The entire prize pool for the so-called Bolt Super League is large 26. euros. The main prize in the overall ranking is 7.500 euros. A weekly winner will receive 1.500 euros. There are also weekly prizes for those who finish in second through eighth place.
The competition is based on points. Drivers logged into the Bolt platform can earn points for successfully completed journeys. The condition is that they drive at least ten hours a week for the platform. This year the focus is on Amsterdam. Other cities where Bolt is active may follow in the future.
Reward drivers The initiative is not specifically intended to attract new drivers, says Lars Speekenbrink, country manager Netherlands at Bolt. “We would like to reward our most active drivers during the summer period within the financial possibilities that we have.”
When asked whether Bolt could not do better to raise the rates, Speekenbrink answered that in the past has happened for years. “If you look at the price level we are at now, that is already 26 percent higher than two years ago. We try to find the right balance between supply and demand. It is not necessarily the case that a driver will earn more if prices go up. It is ultimately about what you get per kilometer, but also how many trips you can actually drive. We look for a certain regularity to adjust the prices, depending on supply and demand. But in the end, a driver must of course drive profitably per kilometer.”
Health Bolt states in the conditions that health and safety comes first in the competition. Drivers are not allowed to drive more than an average of ten hours a day in order to participate. Speekenbrink acknowledges that it is of course not healthy for drivers to push the limits and work more than fifty to sixty hours a week just to qualify for the prizes. Bolt evaluates at least weekly and will address drivers about it, he says.

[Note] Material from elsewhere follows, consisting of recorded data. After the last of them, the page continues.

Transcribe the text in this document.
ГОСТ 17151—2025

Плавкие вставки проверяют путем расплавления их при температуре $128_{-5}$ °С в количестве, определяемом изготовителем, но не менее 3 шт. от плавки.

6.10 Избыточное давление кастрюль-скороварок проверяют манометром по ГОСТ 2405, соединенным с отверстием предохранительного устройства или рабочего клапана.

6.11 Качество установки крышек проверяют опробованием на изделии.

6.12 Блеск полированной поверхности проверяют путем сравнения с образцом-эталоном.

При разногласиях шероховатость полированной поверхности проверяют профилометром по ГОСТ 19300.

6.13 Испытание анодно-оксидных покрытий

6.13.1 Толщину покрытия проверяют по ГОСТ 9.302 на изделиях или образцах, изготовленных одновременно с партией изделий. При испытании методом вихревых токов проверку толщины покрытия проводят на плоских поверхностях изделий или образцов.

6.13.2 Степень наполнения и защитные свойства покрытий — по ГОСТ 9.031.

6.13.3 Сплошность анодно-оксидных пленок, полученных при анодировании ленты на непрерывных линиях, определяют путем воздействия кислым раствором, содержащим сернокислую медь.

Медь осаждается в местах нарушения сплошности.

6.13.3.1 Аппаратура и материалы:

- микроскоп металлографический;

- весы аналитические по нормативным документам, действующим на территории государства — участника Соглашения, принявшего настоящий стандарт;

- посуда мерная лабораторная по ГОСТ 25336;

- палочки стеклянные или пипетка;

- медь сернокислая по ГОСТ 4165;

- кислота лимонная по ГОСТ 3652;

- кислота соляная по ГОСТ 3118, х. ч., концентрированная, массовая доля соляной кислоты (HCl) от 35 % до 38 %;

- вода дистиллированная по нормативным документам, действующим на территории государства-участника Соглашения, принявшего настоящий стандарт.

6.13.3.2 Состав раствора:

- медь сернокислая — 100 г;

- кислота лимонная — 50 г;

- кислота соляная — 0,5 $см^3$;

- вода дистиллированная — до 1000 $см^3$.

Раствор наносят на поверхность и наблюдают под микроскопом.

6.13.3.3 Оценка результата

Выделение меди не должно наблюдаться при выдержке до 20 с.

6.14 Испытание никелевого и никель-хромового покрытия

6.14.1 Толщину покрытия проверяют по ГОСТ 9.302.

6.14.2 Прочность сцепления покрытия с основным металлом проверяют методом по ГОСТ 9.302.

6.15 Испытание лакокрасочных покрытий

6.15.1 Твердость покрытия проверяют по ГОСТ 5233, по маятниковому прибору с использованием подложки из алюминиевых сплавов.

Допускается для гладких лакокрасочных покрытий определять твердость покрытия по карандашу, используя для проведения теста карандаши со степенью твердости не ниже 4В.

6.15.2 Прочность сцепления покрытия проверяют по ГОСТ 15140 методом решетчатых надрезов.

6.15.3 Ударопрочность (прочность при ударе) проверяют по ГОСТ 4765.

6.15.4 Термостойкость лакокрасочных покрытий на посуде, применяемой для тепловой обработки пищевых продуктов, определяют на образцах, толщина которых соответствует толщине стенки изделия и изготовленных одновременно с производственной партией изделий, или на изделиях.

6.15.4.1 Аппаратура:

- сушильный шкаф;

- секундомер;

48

“But the reality is that we don’t have drivers who do that. We have, of course, looked at that before. So far we haven’t seen that, so I don’t expect that to happen.”
‘Dangerous’ FNV is very skeptical about the Bolt Super League. “It’s really dangerous,” said driver Amrit Sewgobind. “I do have concerns about that. It encourages unsafe driving.” He recalls a series of serious accidents involving Uber taxis several years ago. After that, the Municipality of Amsterdam and Uber made agreements to improve road safety in the city.
Aside from safety, Sewgobind fears the Bolt competition will rush drivers. “It is a way to manage performance and to display a certain behaviour. Driving a taxi is not a game to which you have to link a bonus system, but a serious profession in which safety must come first.” He believes that the drivers should receive a good hourly wage for all the time worked and not just for certain journeys.
Uber The union is generally critical of platform work. Last month, FNV filed a lawsuit against Uber. The union demanded a penalty of 100.26 euros from the court for each day that taxi company Uber does not comply with a court ruling from last September. In it, the court in Amsterdam ruled that Uber drivers are employees and that the taxi collective agreement must therefore be complied with. In turn, Uber went to court to demand from the Ministry of Social Affairs that the collective labor agreement for taxi transport no longer applies to the entire sector. Judgments in both cases are expected in the course of this month and early next month.